The next 7 years was bad for me and mother. I did not understand why our house was burnt down a few months later after dad was taken away. I did not understand why if dad was working overseas, relatives and especially my grand dad would hated me so much. He hated me so much that he would often beat me up when his opium stick. His beating was always painful, knocked my head real hard. He often snatched the bowl of rice I was eating and threw on the floor. Everytime he did that, I would then proceed to the back of the kitchen, got whatever rice that was left, got the fish cake and got the soy sauce and ate beside the drain. There may not be enough dishes to go around, fishcakes were plentiful cos' my maternal family sold noodles for a living and we made our own fishcakes. Honestly it was always my neighbour of the same age thought that I was pitiful. I was quite contented with my rice and fishcake and I liked fishcake till today. I hated my grand father before but as I got older, that hatred was gone. I remembered when I was 19 years old, my grand father had an illness. During his last few months, surprising we made a connection. I would just sit beside him on the sofa, we did not talk much but I knew that he was glad that I was there. That was a closure for both of us. I thought it was his way of saying sorry and my way of saying I still regard him as my grandfather. When he finally left, honestly not a trace of bitterness left. I remembered at the funeral when my uncles and aunties wanted to reprimand me for not going through the taoist rituals, i told that I was the only one that visited him often during his last days and that sort of shut their mouths.

I stole when I was 8 years old. When I first steal, it was a nail clipper. That was purely out of curosity. The 2nd time I stole because it was my cousin's birthday and I knew that he always wanted a lego set. He was a cousin close to my heart till today and I wanted him to have that and so I just do it. The next few times, I remembered was to buy my classmates' sweets and the other time was to steal from mum because I wanted to have a barbie doll. All of my classmates have barbie dolls and I wanted a simple barbie doll, so that I did not have to borrow from any of them. But a simple barbie doll at that time costed $9.90 and I only managed to take $4 from mum. IHonestly sometimes, I thought to myself why my mother would want to put me in a prestigious school, that was a lot of social pressure there.

In that school, I remembered beside our name, they would put down the father's name and occupation. When I looked at the classroom register, there were so many engineers, doctors, lawyers and beside dad was always blank. As I got older, I thought I start to use the term " business man" for his occupation cos that sounded prestigious. Well, I was not totally lying, just a matter of what business... sigh.... ha ha...

Honestly, I was totally sold the sailor and working overseas story that my mother told me to explain for the disappearance of my dad in my life. So during primary school, I remembered I shared a story of my dad working on a ship and wrote back to my mother to my classmates. Actually what was fantasty and reality? They were determined by what we hoped to see in our world.
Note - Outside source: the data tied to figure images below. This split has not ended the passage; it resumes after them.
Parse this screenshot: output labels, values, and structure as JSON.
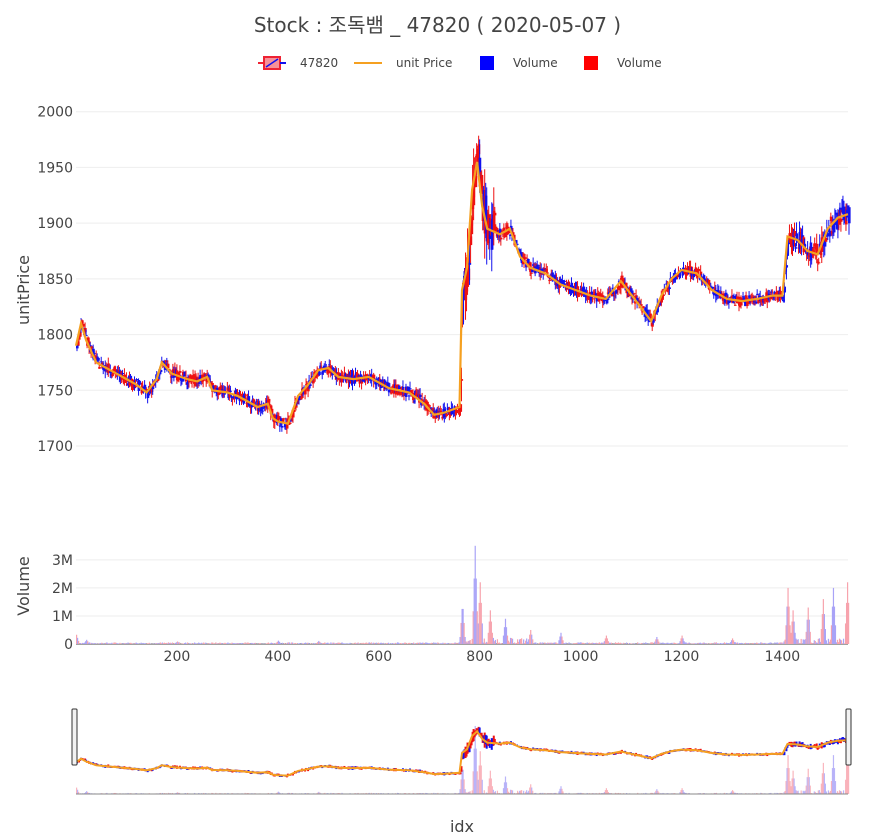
{
  "page": {
    "title": "Stock :  조독뱀 _ 47820 ( 2020-05-07 )"
  },
  "legend": [
    {
      "label": "47820",
      "kind": "candlestick",
      "color": "#ee2233"
    },
    {
      "label": "unit Price",
      "kind": "line",
      "color": "#f5a020"
    },
    {
      "label": "Volume",
      "kind": "square",
      "color": "#0000ff"
    },
    {
      "label": "Volume",
      "kind": "square",
      "color": "#ff0000"
    }
  ],
  "colors": {
    "up": "#ee1111",
    "down": "#1111ee",
    "avg": "#f5a020",
    "vol_up": "#f7a3ad",
    "vol_down": "#a9a3f7"
  },
  "chart_data": {
    "type": "candlestick",
    "title": "Stock :  조독뱀 _ 47820 ( 2020-05-07 )",
    "xlabel": "idx",
    "ylabel_price": "unitPrice",
    "ylabel_volume": "Volume",
    "xlim": [
      0,
      1530
    ],
    "price_ylim": [
      1665,
      2015
    ],
    "volume_ylim": [
      0,
      3600000
    ],
    "x_ticks": [
      "200",
      "400",
      "600",
      "800",
      "1000",
      "1200",
      "1400"
    ],
    "price_ticks": [
      "1700",
      "1750",
      "1800",
      "1850",
      "1900",
      "1950",
      "2000"
    ],
    "volume_ticks": [
      "0",
      "1M",
      "2M",
      "3M"
    ],
    "price_series": [
      [
        0,
        1790
      ],
      [
        10,
        1810
      ],
      [
        20,
        1795
      ],
      [
        40,
        1775
      ],
      [
        60,
        1770
      ],
      [
        80,
        1765
      ],
      [
        100,
        1760
      ],
      [
        120,
        1755
      ],
      [
        140,
        1748
      ],
      [
        160,
        1760
      ],
      [
        170,
        1775
      ],
      [
        190,
        1765
      ],
      [
        220,
        1760
      ],
      [
        240,
        1758
      ],
      [
        260,
        1762
      ],
      [
        270,
        1750
      ],
      [
        300,
        1748
      ],
      [
        320,
        1745
      ],
      [
        340,
        1740
      ],
      [
        360,
        1735
      ],
      [
        380,
        1738
      ],
      [
        390,
        1725
      ],
      [
        400,
        1722
      ],
      [
        420,
        1720
      ],
      [
        440,
        1745
      ],
      [
        460,
        1755
      ],
      [
        480,
        1768
      ],
      [
        500,
        1770
      ],
      [
        520,
        1762
      ],
      [
        550,
        1760
      ],
      [
        580,
        1762
      ],
      [
        620,
        1752
      ],
      [
        660,
        1748
      ],
      [
        690,
        1738
      ],
      [
        710,
        1728
      ],
      [
        730,
        1730
      ],
      [
        760,
        1735
      ],
      [
        765,
        1840
      ],
      [
        775,
        1860
      ],
      [
        785,
        1930
      ],
      [
        795,
        1955
      ],
      [
        805,
        1915
      ],
      [
        815,
        1895
      ],
      [
        840,
        1890
      ],
      [
        860,
        1895
      ],
      [
        880,
        1870
      ],
      [
        900,
        1860
      ],
      [
        930,
        1855
      ],
      [
        960,
        1845
      ],
      [
        990,
        1840
      ],
      [
        1020,
        1835
      ],
      [
        1050,
        1832
      ],
      [
        1080,
        1848
      ],
      [
        1110,
        1830
      ],
      [
        1140,
        1812
      ],
      [
        1160,
        1835
      ],
      [
        1180,
        1850
      ],
      [
        1200,
        1858
      ],
      [
        1230,
        1855
      ],
      [
        1260,
        1840
      ],
      [
        1290,
        1832
      ],
      [
        1320,
        1830
      ],
      [
        1350,
        1832
      ],
      [
        1380,
        1835
      ],
      [
        1400,
        1835
      ],
      [
        1410,
        1888
      ],
      [
        1430,
        1885
      ],
      [
        1450,
        1875
      ],
      [
        1470,
        1872
      ],
      [
        1490,
        1895
      ],
      [
        1510,
        1905
      ],
      [
        1530,
        1908
      ]
    ],
    "volume_spikes": [
      [
        0,
        330000
      ],
      [
        20,
        150000
      ],
      [
        200,
        90000
      ],
      [
        400,
        120000
      ],
      [
        480,
        110000
      ],
      [
        765,
        1500000
      ],
      [
        790,
        3500000
      ],
      [
        800,
        2200000
      ],
      [
        820,
        1200000
      ],
      [
        850,
        900000
      ],
      [
        900,
        500000
      ],
      [
        960,
        400000
      ],
      [
        1050,
        300000
      ],
      [
        1150,
        250000
      ],
      [
        1200,
        300000
      ],
      [
        1300,
        200000
      ],
      [
        1410,
        2000000
      ],
      [
        1420,
        1200000
      ],
      [
        1450,
        1300000
      ],
      [
        1480,
        1600000
      ],
      [
        1500,
        2000000
      ],
      [
        1528,
        2200000
      ]
    ],
    "gridlines": true,
    "range_slider": true
  }
}
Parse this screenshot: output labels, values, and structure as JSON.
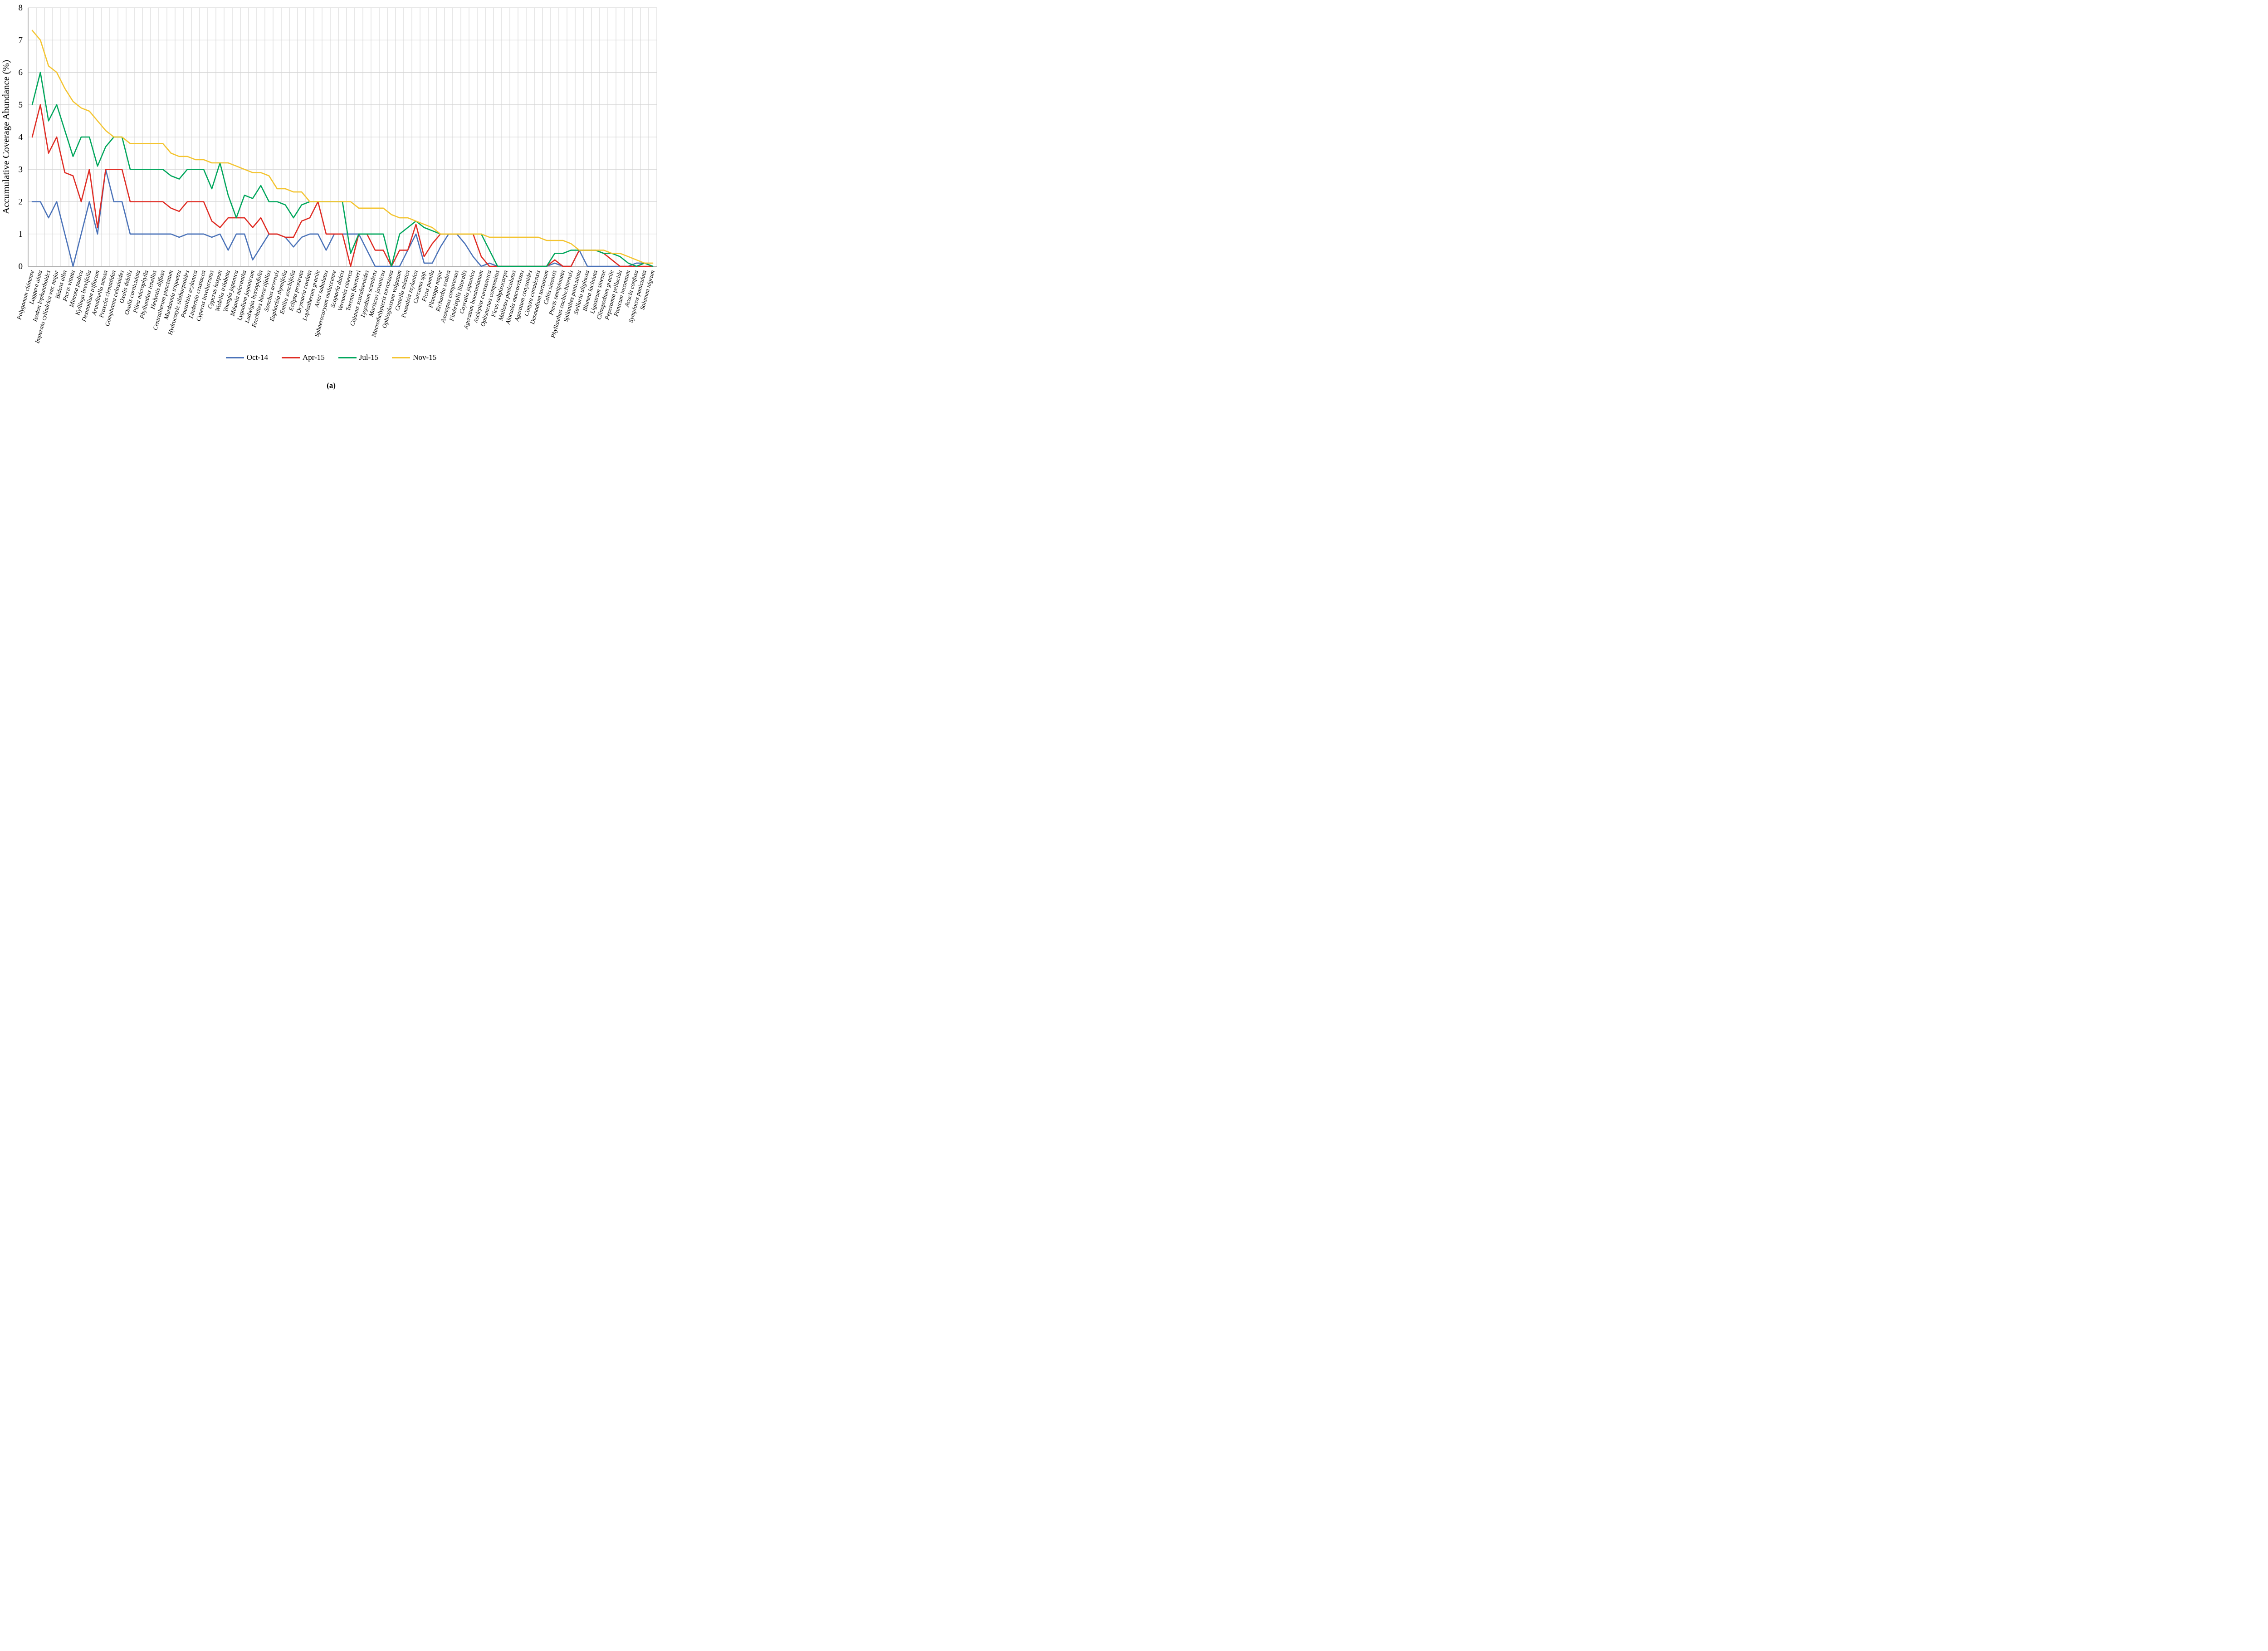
{
  "figure": {
    "caption": "(a)"
  },
  "chart_data": {
    "type": "line",
    "title": "",
    "xlabel": "",
    "ylabel": "Accumulative Coverage Abundance (%)",
    "ylim": [
      0,
      8
    ],
    "yticks": [
      0,
      1,
      2,
      3,
      4,
      5,
      6,
      7,
      8
    ],
    "grid": true,
    "legend_position": "bottom",
    "grid_color": "#d2d2d2",
    "axis_color": "#9a9a9a",
    "categories": [
      "Polygonum chinense",
      "Laggera alata",
      "Isodon lophanthoides",
      "Imperata cylindrica var. major",
      "Bidens alba",
      "Pteris vittata",
      "Mimosa pudica",
      "Kyllinga brevifolia",
      "Desmodium triflorum",
      "Arundinella setosa",
      "Praxelis clematidea",
      "Gomphrena celosioides",
      "Oxalis debilis",
      "Oxalis corniculata",
      "Pilea microphylla",
      "Phyllanthus tenellus",
      "Hedyotis diffusa",
      "Centratherum punctatum",
      "Murdannia triquetra",
      "Hydrocotyle sibthorpioides",
      "Pouzolzia zeylanica",
      "Lindernia crustacea",
      "Cyperus involucratus",
      "Cyperus haspan",
      "Wedelia trilobata",
      "Youngia japonica",
      "Mikania micrantha",
      "Lygodium japonicum",
      "Ludwigia hyssopifolia",
      "Erechtites hieraciifolius",
      "Sonchus arvensis",
      "Euphorbia thymifolia",
      "Emilia sonchifolia",
      "Eclipta prostrata",
      "Drymaria cordata",
      "Lophatherum gracile",
      "Aster subulatus",
      "Sphaerocaryum malaccense",
      "Scoparia dulcis",
      "Vernonia cinerea",
      "Torenia fournieri",
      "Cajanus scarabaeoides",
      "Lygodium scandens",
      "Mariscus javanicus",
      "Macrothelypteris torresiana",
      "Ophioglossum vulgatum",
      "Centella asiatica",
      "Pouzolzia zeylanica",
      "Curcuma spp.",
      "Ficus pumila",
      "Plantago major",
      "Richardia scabra",
      "Axonopus compressus",
      "Fimbristylis littoralis",
      "Cayratia japonica",
      "Ageratum houstonianum",
      "Asclepias curassavica",
      "Oplismenus compositus",
      "Ficus subpisocarpa",
      "Mallotus paniculatus",
      "Alocasia macrorrhizos",
      "Ageratum conyzoides",
      "Conyza canadensis",
      "Desmodium tortuosum",
      "Celtis sinensis",
      "Pteris semipinnata",
      "Phyllanthus cochinchinensis",
      "Spilanthes paniculata",
      "Stellaria uliginosa",
      "Blumea laciniata",
      "Ligustrum sinense",
      "Clinopodium gracile",
      "Peperomia pellucida",
      "Panicum incomtum",
      "Acacia confusa",
      "Symplocos paniculata",
      "Solanum nigrum"
    ],
    "series": [
      {
        "name": "Oct-14",
        "color": "#4A72B8",
        "values": [
          2,
          2,
          1.5,
          2,
          1,
          0,
          1,
          2,
          1,
          3,
          2,
          2,
          1,
          1,
          1,
          1,
          1,
          1,
          0.9,
          1,
          1,
          1,
          0.9,
          1,
          0.5,
          1,
          1,
          0.2,
          0.6,
          1,
          1,
          0.9,
          0.6,
          0.9,
          1,
          1,
          0.5,
          1,
          1,
          1,
          1,
          0.5,
          0,
          0,
          0,
          0,
          0.5,
          1,
          0.1,
          0.1,
          0.6,
          1,
          1,
          0.7,
          0.3,
          0,
          0.1,
          0,
          0,
          0,
          0,
          0,
          0,
          0,
          0.1,
          0,
          0,
          0.5,
          0,
          0,
          0,
          0,
          0,
          0,
          0.1,
          0.1,
          0
        ]
      },
      {
        "name": "Apr-15",
        "color": "#DF2B23",
        "values": [
          4,
          5,
          3.5,
          4,
          2.9,
          2.8,
          2,
          3,
          1.2,
          3,
          3,
          3,
          2,
          2,
          2,
          2,
          2,
          1.8,
          1.7,
          2,
          2,
          2,
          1.4,
          1.2,
          1.5,
          1.5,
          1.5,
          1.2,
          1.5,
          1,
          1,
          0.9,
          0.9,
          1.4,
          1.5,
          2,
          1,
          1,
          1,
          0,
          1,
          1,
          0.5,
          0.5,
          0,
          0.5,
          0.5,
          1.3,
          0.3,
          0.7,
          1,
          1,
          1,
          1,
          1,
          0.3,
          0,
          0,
          0,
          0,
          0,
          0,
          0,
          0,
          0.2,
          0,
          0,
          0.5,
          0.5,
          0.5,
          0.4,
          0.2,
          0,
          0,
          0,
          0,
          0
        ]
      },
      {
        "name": "Jul-15",
        "color": "#00A65C",
        "values": [
          5,
          6,
          4.5,
          5,
          4.2,
          3.4,
          4,
          4,
          3.1,
          3.7,
          4,
          4,
          3,
          3,
          3,
          3,
          3,
          2.8,
          2.7,
          3,
          3,
          3,
          2.4,
          3.2,
          2.2,
          1.5,
          2.2,
          2.1,
          2.5,
          2,
          2,
          1.9,
          1.5,
          1.9,
          2,
          2,
          2,
          2,
          2,
          0.4,
          1,
          1,
          1,
          1,
          0,
          1,
          1.2,
          1.4,
          1.2,
          1.1,
          1,
          1,
          1,
          1,
          1,
          1,
          0.5,
          0,
          0,
          0,
          0,
          0,
          0,
          0,
          0.4,
          0.4,
          0.5,
          0.5,
          0.5,
          0.5,
          0.4,
          0.4,
          0.3,
          0.1,
          0,
          0.1,
          0
        ]
      },
      {
        "name": "Nov-15",
        "color": "#F4C430",
        "values": [
          7.3,
          7,
          6.2,
          6,
          5.5,
          5.1,
          4.9,
          4.8,
          4.5,
          4.2,
          4,
          4,
          3.8,
          3.8,
          3.8,
          3.8,
          3.8,
          3.5,
          3.4,
          3.4,
          3.3,
          3.3,
          3.2,
          3.2,
          3.2,
          3.1,
          3,
          2.9,
          2.9,
          2.8,
          2.4,
          2.4,
          2.3,
          2.3,
          2,
          2,
          2,
          2,
          2,
          2,
          1.8,
          1.8,
          1.8,
          1.8,
          1.6,
          1.5,
          1.5,
          1.4,
          1.3,
          1.2,
          1,
          1,
          1,
          1,
          1,
          1,
          0.9,
          0.9,
          0.9,
          0.9,
          0.9,
          0.9,
          0.9,
          0.8,
          0.8,
          0.8,
          0.7,
          0.5,
          0.5,
          0.5,
          0.5,
          0.4,
          0.4,
          0.3,
          0.2,
          0.1,
          0.1
        ]
      }
    ]
  }
}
Back to barbie doll, I finally had my first barbie doll when I was 10 years old. I got this classmate - Joanne, she had a pair of kind parents that bought Joanne all sort of toys. There was so many barbie dolls in her room and strawberry shortcakes. They gave me a barbie doll for my birthday. Honestly I was still grateful till now. I lost touch with Joanne since primary five but I saw her once last year. I went forward to introduce myself but she no longer remembered me. I left my name card and she did not give me mine and she never call me. All I want to do was to tell her parents 'Thank You' for giving me my first barbie doll.

I was surprised that the Yellow Ribbon concert brought back so much memories and feelings.